Leo.

A Leo le gustaban los cuentos y los devoraba con las mismas ganas que las meriendas invernales de chocolate con churros.

Leo sostenía con sus pequeñas manos un libro gordo de letras grandes y bonitos dibujos, de cuando en cuando arrugaba la nariz para sostener las gafas porque era un niño pequeño, de nariz pequeña y de grandes gafas de pasta, gafas sin las que no veía tres en un burro ¡no arrugues la nariz! le gritaba su madre desde la cocina aun sin verlo… y el Leo resoplaba ¿cómo no iba a arrugar la nariz si tenía las manos ocupadas sujetando el libro y las gafas se empeñaban en deslizarse como si su tabique nasal fuera una pista de snowboard? Claro que como aun siendo un niño tan pequeño era ya la mar de ocurrente, encontró la solución: se deslizó del sofá al suelo dejando el libro abierto donde antes estaban sus posaderas y se arrodilló en el suelo, junto al árbol de Navidad; así podía leer con manos libres y evitar el descenso de sus gafas con las manos y sin arrugar la nariz.

¡Érase un dedo a una nariz pegado! le recriminó su madre al ver que no dejaba de tocarse las gafas ¡se caen! dijo él desesperado ¡me hiciste una nariz muy pequeña! regañó a su madre sin miramiento alguno… ella sonreía mientras le ajustaba las patillas de las gafas y pensaba que, puestos a haber hecho algo mal, no sería tanto la nariz pequeña y respingona como los ojos cortos de vista pero se abstuvo de expresarlo en voz alta.

Cuando las tardes de domingo vienen frías y amenazan lluvia no hay mejor plan que el del chocolate caliente y buenos cuentos, eso era algo que Leo sabía desde hacía ya tiempo y por eso cuando vio entrar a padre por la puerta con la bolsa de churros calientes y el olor a chocolate proveniente de la cocina comenzaba a llegar al salón, dio un brinco y se plantó en la cocina dispuesto a gozar de su merienda invernal.

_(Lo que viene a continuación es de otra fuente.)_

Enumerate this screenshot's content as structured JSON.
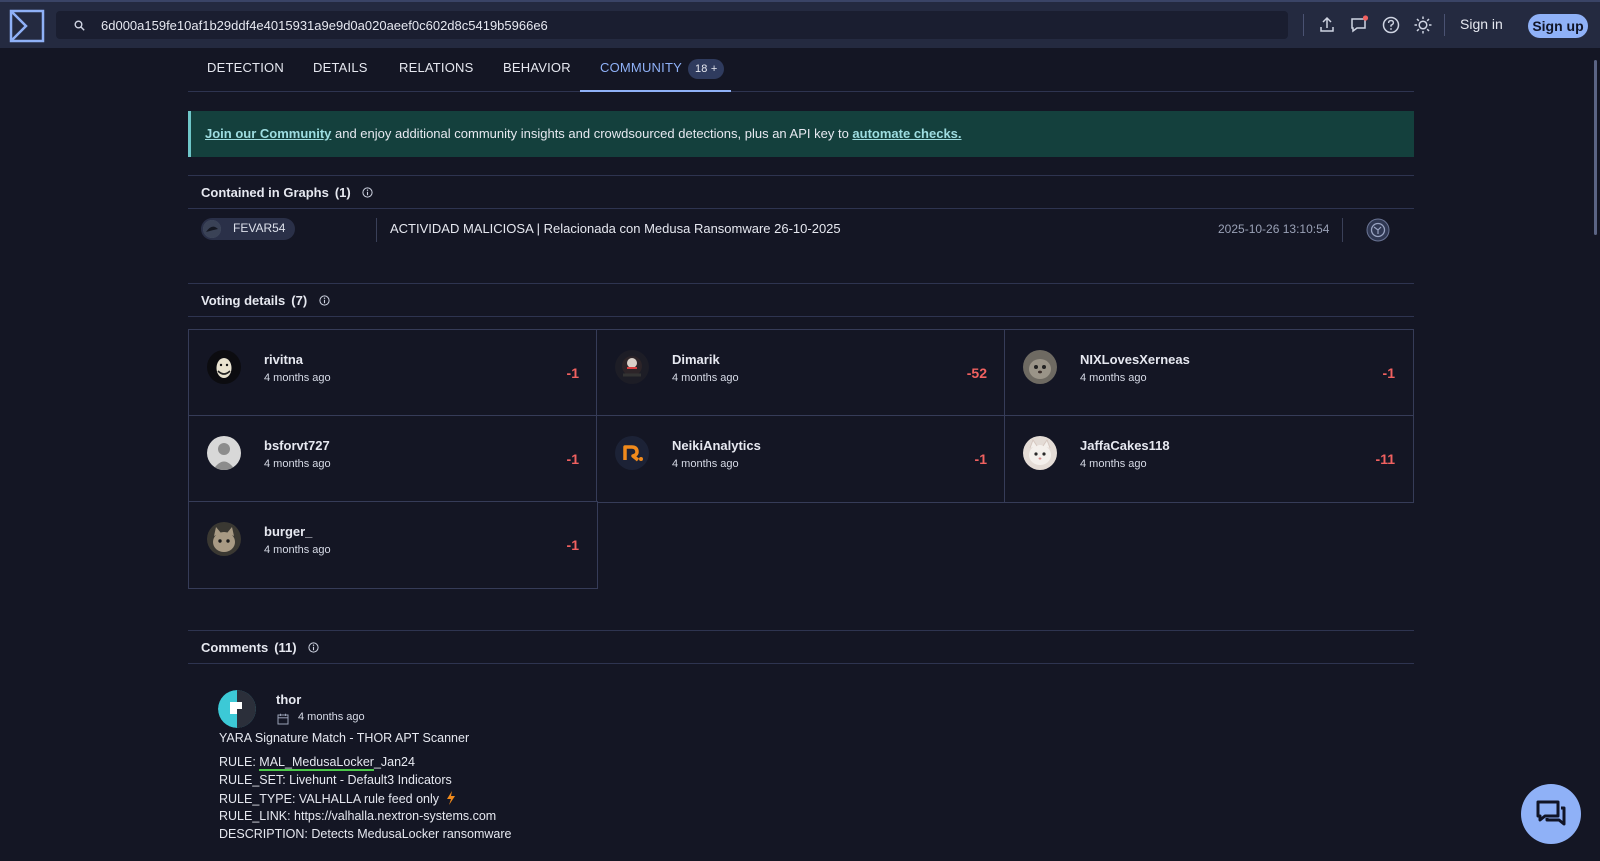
{
  "search": {
    "value": "6d000a159fe10af1b29ddf4e4015931a9e9d0a020aeef0c602d8c5419b5966e6"
  },
  "header": {
    "sign_in": "Sign in",
    "sign_up": "Sign up"
  },
  "tabs": [
    {
      "label": "DETECTION"
    },
    {
      "label": "DETAILS"
    },
    {
      "label": "RELATIONS"
    },
    {
      "label": "BEHAVIOR"
    },
    {
      "label": "COMMUNITY",
      "badge": "18 +"
    }
  ],
  "banner": {
    "link1": "Join our Community",
    "text": " and enjoy additional community insights and crowdsourced detections, plus an API key to ",
    "link2": "automate checks."
  },
  "graphs": {
    "title": "Contained in Graphs",
    "count": "(1)",
    "row": {
      "user": "FEVAR54",
      "name": "ACTIVIDAD MALICIOSA | Relacionada con Medusa Ransomware 26-10-2025",
      "date": "2025-10-26 13:10:54"
    }
  },
  "voting": {
    "title": "Voting details",
    "count": "(7)",
    "votes": [
      {
        "name": "rivitna",
        "time": "4 months ago",
        "score": "-1"
      },
      {
        "name": "Dimarik",
        "time": "4 months ago",
        "score": "-52"
      },
      {
        "name": "NIXLovesXerneas",
        "time": "4 months ago",
        "score": "-1"
      },
      {
        "name": "bsforvt727",
        "time": "4 months ago",
        "score": "-1"
      },
      {
        "name": "NeikiAnalytics",
        "time": "4 months ago",
        "score": "-1"
      },
      {
        "name": "JaffaCakes118",
        "time": "4 months ago",
        "score": "-11"
      },
      {
        "name": "burger_",
        "time": "4 months ago",
        "score": "-1"
      }
    ]
  },
  "comments": {
    "title": "Comments",
    "count": "(11)",
    "first": {
      "user": "thor",
      "time": "4 months ago",
      "headline": "YARA Signature Match - THOR APT Scanner",
      "rule_prefix": "RULE: ",
      "rule_value": "MAL_MedusaLocker",
      "rule_suffix": "_Jan24",
      "rule_set": "RULE_SET: Livehunt - Default3 Indicators",
      "rule_type": "RULE_TYPE: VALHALLA rule feed only",
      "rule_link": "RULE_LINK: https://valhalla.nextron-systems.com",
      "description": "DESCRIPTION: Detects MedusaLocker ransomware"
    }
  },
  "colors": {
    "background": "#141624",
    "topbar": "#242a40",
    "accent": "#8fb1f7",
    "negative_score": "#f16160",
    "banner_bg": "#14403d"
  },
  "icons": [
    "logo-icon",
    "search-icon",
    "upload-icon",
    "chat-icon",
    "help-icon",
    "theme-icon",
    "info-icon",
    "graph-icon",
    "calendar-icon",
    "bolt-icon",
    "chat-bubbles-icon"
  ]
}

¿Y ahora qué vas a hacer? Le preguntó su padre, voy a terminar el cuento, respondió Leo muy resuelto y después no se…

Pues sí que te gusta leer, comentó el padre más para sí mismo que para que Leo respondiera nada, pero el pequeño se encogió de hombros con su cara entera manchada de chocolate y su boca llena de churro ¿y por qué te gusta tanto leer? le preguntó esta vez sí con toda intención…

¡Porque me gusta! respondió Leo muy resuelto como si eso fuera una respuesta… pero no tardó más que unos segundos en sonreír con notable picardía para añadir y porque así voy a saber más que tú y ¡no me vas a engañar nunca! Leo todavía no le había perdonado a su padre que le hubiera mentido con aquello del Ratoncito Pérez, que incluso lo hubiera llevado a la casa del susodicho ratón y que todo fuera un cuento (el día que sepa que además del Ratoncito Pérez somos Papá Noel y los Reyes Magos nos denuncia por maltrado, dijo el padre sonriendo una vez el pequeño, disfrutada su merienda invernal, había vuelto al salón con la intención de terminar su cuento).

Quédate con lo bueno, le respondió la mamá del pequeño de nariz pequeña y gafas grandes, le molesta que lo engañen y lee para ser más listo que quienes tratan de engañarlo…

Sí, respondió el padre, ciertamente estamos criando un abstencionista.